Проводил принцессу до опушки,

Но не раз потом в глухие ночи

Проливались слёзы об избушке.

И мне каждый раз казалось, что рабочий и есть мой Серёжа, а принцесса - это я сама. Мы так долго искали друг друга, ошибаясь, обжигаясь и теряя наших любимых, так долго шли навстречу друг другу, что от этого феерия счастья была ещё сильнее. Нас переполняли эмоции, нужно было найти выход нашим чувствам, и мы занимались любовью ночи напролёт, а наутро умиротворённые, успокоенные и тихие, засыпали в объятиях друг друга.

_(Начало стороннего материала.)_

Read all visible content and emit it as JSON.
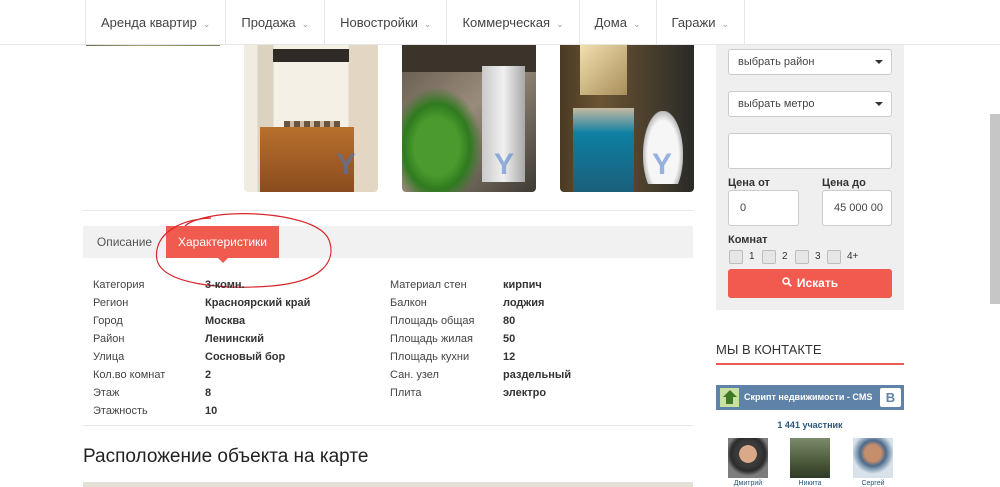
{
  "nav": {
    "items": [
      {
        "label": "Аренда квартир",
        "caret": "⌄"
      },
      {
        "label": "Продажа",
        "caret": "⌄"
      },
      {
        "label": "Новостройки",
        "caret": "⌄"
      },
      {
        "label": "Коммерческая",
        "caret": "⌄"
      },
      {
        "label": "Дома",
        "caret": "⌄"
      },
      {
        "label": "Гаражи",
        "caret": "⌄"
      }
    ]
  },
  "gallery": {
    "watermark": "Y"
  },
  "tabs": {
    "description": "Описание",
    "characteristics": "Характеристики"
  },
  "props_left": [
    {
      "key": "Категория",
      "value": "3-комн."
    },
    {
      "key": "Регион",
      "value": "Красноярский край"
    },
    {
      "key": "Город",
      "value": "Москва"
    },
    {
      "key": "Район",
      "value": "Ленинский"
    },
    {
      "key": "Улица",
      "value": "Сосновый бор"
    },
    {
      "key": "Кол.во комнат",
      "value": "2"
    },
    {
      "key": "Этаж",
      "value": "8"
    },
    {
      "key": "Этажность",
      "value": "10"
    }
  ],
  "props_right": [
    {
      "key": "Материал стен",
      "value": "кирпич"
    },
    {
      "key": "Балкон",
      "value": "лоджия"
    },
    {
      "key": "Площадь общая",
      "value": "80"
    },
    {
      "key": "Площадь жилая",
      "value": "50"
    },
    {
      "key": "Площадь кухни",
      "value": "12"
    },
    {
      "key": "Сан. узел",
      "value": "раздельный"
    },
    {
      "key": "Плита",
      "value": "электро"
    }
  ],
  "map": {
    "title": "Расположение объекта на карте"
  },
  "search": {
    "district_placeholder": "выбрать район",
    "metro_placeholder": "выбрать метро",
    "keyword_value": "",
    "price_from_label": "Цена от",
    "price_to_label": "Цена до",
    "price_from_value": "0",
    "price_to_value": "45 000 00",
    "rooms_label": "Комнат",
    "rooms": [
      "1",
      "2",
      "3",
      "4+"
    ],
    "button_label": "Искать",
    "button_icon": "search-icon"
  },
  "vk": {
    "title": "МЫ В КОНТАКТЕ",
    "group_name": "Скрипт недвижимости - CMS",
    "badge": "B",
    "members": "1 441 участник",
    "people": [
      "Дмитрий",
      "Никита",
      "Сергей"
    ]
  },
  "colors": {
    "accent": "#f05a4f",
    "vk_blue": "#5e82a8"
  }
}
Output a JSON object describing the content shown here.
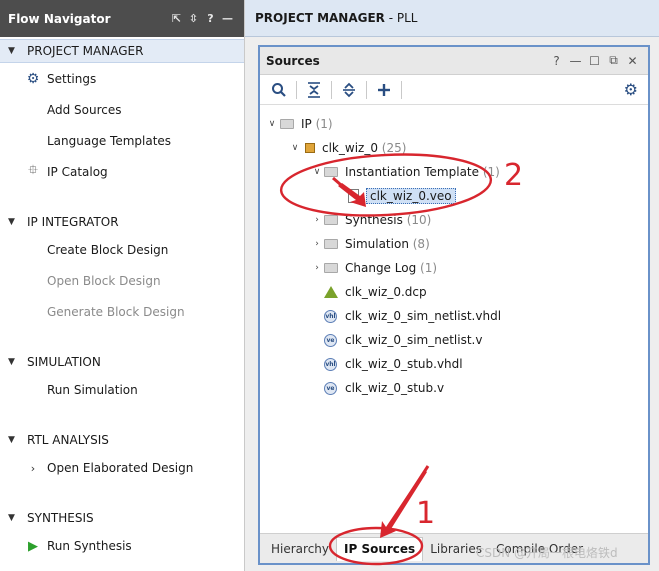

И теперь, лёжа в больничной палате с казённым интерьером, я, двадцатидевятилетняя идиотка, мечтала, чтобы пришёл тот рабочий из сказки и укутал мне ноги. Тем более, что одеяло некстати задралось, и правая нога, которая была без гипса, мёрзла, а я ничем не могла ей помочь, поскольку лежала под капельницей.

* * *

Утро. Седоватый свет проникает в комнату сквозь щель между голубыми занавесками. Со дня аварии прошла ровно неделя. Отпуск закончился, пора звонить на работу. Я представляла себе реакцию шефа, Артёма Евгеньевича на своё отсутствие: девять часов - Жанны Юрьевны нет, десять часов - её по-прежнему нет, телефон накалился от звонков, клиенты атакуют, а помощница директора где-то прохлаждается. - Алло. Свиридов на проводе. Здравствуйте, Артём Евгеньевич, - начала было я свои оправдания, но шеф перебил: "Жанна Юрьевна, где Вы, чёрт побери, шляет..." - он оборвал себя на полуслове, грубое слово не было высказано, но мой начальник был на пределе бешенства: "Я с девяти часов один от клиентов отбиваюсь. Кстати, Ваш э... друг, Сергей Анатольевич, всю неделю, что Вас не было, терроризировал меня на предмет Вашего местопребывания. Вы что, прячетесь от него? Впрочем, меня это не касается. Меня интересует одно - когда Вы появитесь на работе. - Я не прячусь, я в больнице. Попала в аварию, но ничего страшного, только ходить не могу. - Как это не можете? А работа? голос шефа стал почти свирепым. - Понимаете, Артём Евгеньевич, у меня нога в гипсе. Передвигаюсь только с костылями. Но если нужно, я выйду на работу сегодня же, - говоря это, я представила себе сцену моего появления пред ясные очи сотрудников фирмы, затем в воображении возникли другие образы: вот я встречаю нового клиента, встаю из-за стола, чтобы сварить ему кофе и на костылях ковыляю в соседнюю комнату к чайнику. Клиент в шоке: таких секретарш он видит впервые. Видимо, отстал от жизни.